The Weinstein Company on Sunday night said in a statement that it would file for bankruptcy in the “coming days” after it reportedly failed to find a buyer.
Maria Contreras-Sweet, who led an investor group that was in talks with the company, did not come through with funding to keep the company operating, The New York Times reported, citing the letter from the Weinstein Company’s board.
Contreras-Sweet’s team did not respond to comment from the paper.
“Late last night, you returned to us an incomplete document that unfortunately does not keep your promises. That is regrettable, but not in our power to change,” the letter reportedly said.
Contreras-Sweet, the former U.S. Small Business administrator, was leading a group of investors offering $220 million for the Weinstein Co.'s assets. The group also would assume about $225 million in studio debt.
She served in the Obama administration from 2014 to 2017. Her group's other investors include Lantern Asset Management and Yucaipa Companies, a private equity firm founded by billionaire Ron Burkle.

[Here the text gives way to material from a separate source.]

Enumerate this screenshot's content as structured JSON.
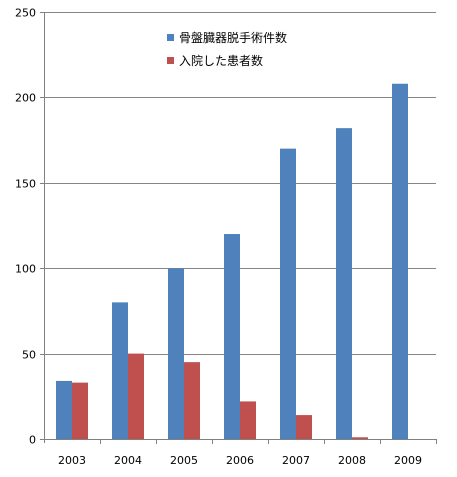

Contreras-Sweet's group plans to use the Weinstein Co. assets to form a new studio with a new identity, with a women-led board of directors and management. They want the company's 170 employees to have jobs at the new studio and are committed to completing movie projects currently in the works.
The Weinstein Co. has produced and distributed Oscar winners such as "The King's Speech" and "Silver Linings Playbook."
Harvey Weinstein, the disgraced movie mogul, was accused by at least 75 women have told the news media that Weinstein harassed, behaved inappropriately toward them or assaulted them. Authorities in Los Angeles, Beverly Hills, New York and London are investigating.